As of this summer, the University of Pennsylvania Museum of Archaeology and Anthropology will have a new director.
Julian Siggers — “a pioneer in advancing public engagement with museums and archaeology” — will officially assume the post on July 1. He is currently the vice president for programs, education and content communication at the Royal Ontario Museum in Toronto. In that role, he has created partnerships with government agencies, secured a weekly show on the Discovery Channel and directed a Dead Sea Scrolls project that helped the museum attract more visitors than it had in 20 years.

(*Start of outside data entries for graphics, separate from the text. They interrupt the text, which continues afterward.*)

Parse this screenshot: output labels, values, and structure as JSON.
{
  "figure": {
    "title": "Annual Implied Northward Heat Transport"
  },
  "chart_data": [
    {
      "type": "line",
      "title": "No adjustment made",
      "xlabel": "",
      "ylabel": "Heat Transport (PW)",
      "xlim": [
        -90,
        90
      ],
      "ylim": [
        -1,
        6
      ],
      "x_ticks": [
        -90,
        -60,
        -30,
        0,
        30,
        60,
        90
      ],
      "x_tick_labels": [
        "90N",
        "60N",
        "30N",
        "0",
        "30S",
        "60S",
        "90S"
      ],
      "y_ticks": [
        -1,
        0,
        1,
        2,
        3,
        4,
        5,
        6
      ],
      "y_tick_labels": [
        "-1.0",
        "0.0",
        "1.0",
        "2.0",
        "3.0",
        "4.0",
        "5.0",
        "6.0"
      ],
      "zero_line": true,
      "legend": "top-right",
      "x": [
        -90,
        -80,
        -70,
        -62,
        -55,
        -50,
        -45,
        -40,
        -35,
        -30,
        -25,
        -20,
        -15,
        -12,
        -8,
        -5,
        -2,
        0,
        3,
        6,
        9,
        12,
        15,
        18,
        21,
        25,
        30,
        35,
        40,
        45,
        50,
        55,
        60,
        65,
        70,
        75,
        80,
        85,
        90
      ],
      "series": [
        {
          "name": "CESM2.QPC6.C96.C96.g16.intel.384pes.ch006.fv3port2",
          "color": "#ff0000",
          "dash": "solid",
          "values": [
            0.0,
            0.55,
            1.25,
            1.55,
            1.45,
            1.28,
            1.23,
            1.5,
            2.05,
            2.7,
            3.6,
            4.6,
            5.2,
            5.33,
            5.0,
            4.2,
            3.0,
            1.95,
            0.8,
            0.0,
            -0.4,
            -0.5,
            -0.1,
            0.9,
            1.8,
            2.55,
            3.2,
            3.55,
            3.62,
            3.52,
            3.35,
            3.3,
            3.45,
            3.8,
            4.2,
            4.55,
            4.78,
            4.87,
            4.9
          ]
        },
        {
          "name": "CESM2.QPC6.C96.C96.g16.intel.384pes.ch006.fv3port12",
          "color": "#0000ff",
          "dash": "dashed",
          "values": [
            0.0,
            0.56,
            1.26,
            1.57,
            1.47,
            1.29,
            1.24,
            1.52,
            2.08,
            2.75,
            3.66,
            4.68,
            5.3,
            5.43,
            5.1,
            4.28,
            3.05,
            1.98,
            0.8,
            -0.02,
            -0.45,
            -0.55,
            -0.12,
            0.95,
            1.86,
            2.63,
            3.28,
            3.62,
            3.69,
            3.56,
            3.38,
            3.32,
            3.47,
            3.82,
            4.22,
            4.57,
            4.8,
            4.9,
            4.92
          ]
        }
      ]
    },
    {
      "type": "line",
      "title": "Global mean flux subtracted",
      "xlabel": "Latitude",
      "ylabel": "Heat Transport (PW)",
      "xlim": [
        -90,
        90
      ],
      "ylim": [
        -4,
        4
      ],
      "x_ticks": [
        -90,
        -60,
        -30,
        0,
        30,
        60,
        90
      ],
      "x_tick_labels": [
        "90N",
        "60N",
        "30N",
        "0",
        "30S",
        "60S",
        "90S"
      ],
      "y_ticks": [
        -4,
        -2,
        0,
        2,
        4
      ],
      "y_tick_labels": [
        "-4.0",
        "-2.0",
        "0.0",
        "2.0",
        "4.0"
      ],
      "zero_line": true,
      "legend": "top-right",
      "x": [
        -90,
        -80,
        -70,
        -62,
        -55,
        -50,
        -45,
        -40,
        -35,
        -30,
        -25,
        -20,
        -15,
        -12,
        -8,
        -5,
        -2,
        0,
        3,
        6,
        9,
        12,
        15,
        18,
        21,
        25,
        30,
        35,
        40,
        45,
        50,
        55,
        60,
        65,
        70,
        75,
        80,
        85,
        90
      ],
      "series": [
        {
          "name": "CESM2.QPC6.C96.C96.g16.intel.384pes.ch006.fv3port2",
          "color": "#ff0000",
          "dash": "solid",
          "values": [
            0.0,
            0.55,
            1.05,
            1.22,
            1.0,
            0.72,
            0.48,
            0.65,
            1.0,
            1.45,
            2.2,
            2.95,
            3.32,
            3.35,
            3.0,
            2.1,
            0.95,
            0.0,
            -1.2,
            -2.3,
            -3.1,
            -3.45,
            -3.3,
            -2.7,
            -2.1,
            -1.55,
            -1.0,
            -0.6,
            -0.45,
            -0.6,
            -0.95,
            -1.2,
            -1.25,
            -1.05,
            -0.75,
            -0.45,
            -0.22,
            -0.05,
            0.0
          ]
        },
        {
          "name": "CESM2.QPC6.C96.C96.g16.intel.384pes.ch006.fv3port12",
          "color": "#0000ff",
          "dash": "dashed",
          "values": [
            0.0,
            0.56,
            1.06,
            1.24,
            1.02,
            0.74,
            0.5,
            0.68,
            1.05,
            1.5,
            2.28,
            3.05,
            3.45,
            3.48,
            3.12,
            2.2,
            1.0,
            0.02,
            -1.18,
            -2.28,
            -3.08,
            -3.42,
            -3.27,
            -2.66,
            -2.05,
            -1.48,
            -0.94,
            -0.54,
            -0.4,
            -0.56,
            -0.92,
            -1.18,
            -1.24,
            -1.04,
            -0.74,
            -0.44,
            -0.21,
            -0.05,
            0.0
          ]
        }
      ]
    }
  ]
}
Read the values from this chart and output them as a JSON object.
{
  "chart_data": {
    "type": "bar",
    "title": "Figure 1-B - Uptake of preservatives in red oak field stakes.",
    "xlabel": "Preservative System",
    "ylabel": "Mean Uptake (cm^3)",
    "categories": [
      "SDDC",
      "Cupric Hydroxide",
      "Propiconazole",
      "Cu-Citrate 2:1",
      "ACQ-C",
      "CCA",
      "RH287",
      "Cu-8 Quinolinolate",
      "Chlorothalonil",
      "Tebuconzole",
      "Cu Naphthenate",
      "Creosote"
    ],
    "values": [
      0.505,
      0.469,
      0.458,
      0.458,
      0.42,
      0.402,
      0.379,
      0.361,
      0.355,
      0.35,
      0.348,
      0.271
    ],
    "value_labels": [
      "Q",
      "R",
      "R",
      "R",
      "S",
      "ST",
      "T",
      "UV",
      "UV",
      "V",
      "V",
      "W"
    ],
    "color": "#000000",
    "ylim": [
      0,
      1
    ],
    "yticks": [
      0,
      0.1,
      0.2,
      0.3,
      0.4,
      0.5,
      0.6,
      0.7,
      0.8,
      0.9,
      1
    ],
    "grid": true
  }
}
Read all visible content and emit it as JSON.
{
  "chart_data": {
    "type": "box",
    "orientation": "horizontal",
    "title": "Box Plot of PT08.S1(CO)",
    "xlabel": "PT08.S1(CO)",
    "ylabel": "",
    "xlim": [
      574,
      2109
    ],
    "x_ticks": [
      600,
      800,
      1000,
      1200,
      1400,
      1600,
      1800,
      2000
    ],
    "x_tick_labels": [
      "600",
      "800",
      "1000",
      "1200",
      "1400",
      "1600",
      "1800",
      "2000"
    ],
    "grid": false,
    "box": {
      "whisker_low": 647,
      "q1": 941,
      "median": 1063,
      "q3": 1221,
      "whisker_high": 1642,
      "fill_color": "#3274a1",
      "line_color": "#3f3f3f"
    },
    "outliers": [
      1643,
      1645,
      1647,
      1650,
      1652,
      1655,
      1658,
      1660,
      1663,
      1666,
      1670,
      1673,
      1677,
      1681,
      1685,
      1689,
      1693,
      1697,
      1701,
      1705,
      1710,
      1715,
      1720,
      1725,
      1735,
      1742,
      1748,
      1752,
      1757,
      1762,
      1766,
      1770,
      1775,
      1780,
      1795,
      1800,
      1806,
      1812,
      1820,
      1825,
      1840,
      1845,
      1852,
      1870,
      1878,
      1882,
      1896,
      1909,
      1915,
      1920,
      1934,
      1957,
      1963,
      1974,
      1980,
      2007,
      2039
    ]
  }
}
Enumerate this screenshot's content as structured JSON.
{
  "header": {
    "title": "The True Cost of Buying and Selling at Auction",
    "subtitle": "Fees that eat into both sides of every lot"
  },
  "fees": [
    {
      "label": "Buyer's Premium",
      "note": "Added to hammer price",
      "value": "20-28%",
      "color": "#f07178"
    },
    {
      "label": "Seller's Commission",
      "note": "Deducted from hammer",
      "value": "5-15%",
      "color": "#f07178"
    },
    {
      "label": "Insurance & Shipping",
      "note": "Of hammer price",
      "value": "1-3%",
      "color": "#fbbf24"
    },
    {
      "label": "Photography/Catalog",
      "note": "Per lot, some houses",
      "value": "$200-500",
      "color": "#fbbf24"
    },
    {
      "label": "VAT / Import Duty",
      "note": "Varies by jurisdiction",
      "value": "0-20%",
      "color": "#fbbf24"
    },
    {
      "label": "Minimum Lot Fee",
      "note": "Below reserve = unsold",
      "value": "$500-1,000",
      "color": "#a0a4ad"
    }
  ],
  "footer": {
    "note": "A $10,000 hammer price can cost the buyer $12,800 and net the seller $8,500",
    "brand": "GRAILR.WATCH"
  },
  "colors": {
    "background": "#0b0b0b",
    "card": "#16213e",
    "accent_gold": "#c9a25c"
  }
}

He’ll be joining the Penn Museum in the middle of a busy year. The museum turned 125 this year and on Saturday, its newest exhibition opened to the public. (For an in-depth look at the new show, MAYA 2012 Lords of Time, check out this feature in the May|June Gazette.)
The combination of Siggers’ appointment and the museum’s banner anniversary made us curious about the cultural institution’s past leaders. We’ll be sharing a few of their stories in the coming months, starting today with George Byron Gordon.
Born in Canada in 1870, Gordon went on to study at Harvard during the late 19th century. In 1892, he traveled to Copan, Honduras, for a Harvard-sponsored excavation led by John G. Owens. When Owens died in the field, Gordon assumed leadership and directed the next six sessions in Copan.
He became an assistant curator at the Free Museum of Science and Art (later reclassified as the University of Pennsylvania Museum of Anthropology and Archaeology) in 1903 and led expeditions to Alaska in 1905 and 1907 with his brother, MacLaren Gordon. On a trip down the Yukon River in their canoe (named the Penn), the brothers discovered a previously unknown source of the Kuskokwim River and an equally unknown tribe of people who they called “Kuskwagamutes.”
Gordon began teaching at Penn in 1907, offering the first regular anthropology lectures for undergraduate and graduate students. Shortly after the Department of Anthropology was established, he became the museum’s director in 1910. In that role, he enhanced the museum’s reputation and its collections, purchasing artifacts from Mesopotamia, Palestine, Egypt and the Americas and establishing the museum’s Chinese collection.
In 1926, the University conferred the honorary degree of Doctor of Science on Gordon. He died the following year after an accident at the Philadelphia Racquet Club. By then, he was supervising field work in Bet Sh’ean and Ur.
The Penn Museum’s G.B. Gordon Central America collection includes diaries, survey notes, reports and stories from his Copan Expeditions and Yucatan Expedition (1910), along with Gordon’s original stories, articles and book reviews. It also features Gordon’s introductions for speakers in the museum’s Saturday Afternoon Lecture Series, his speeches to professional organizations and his class lectures.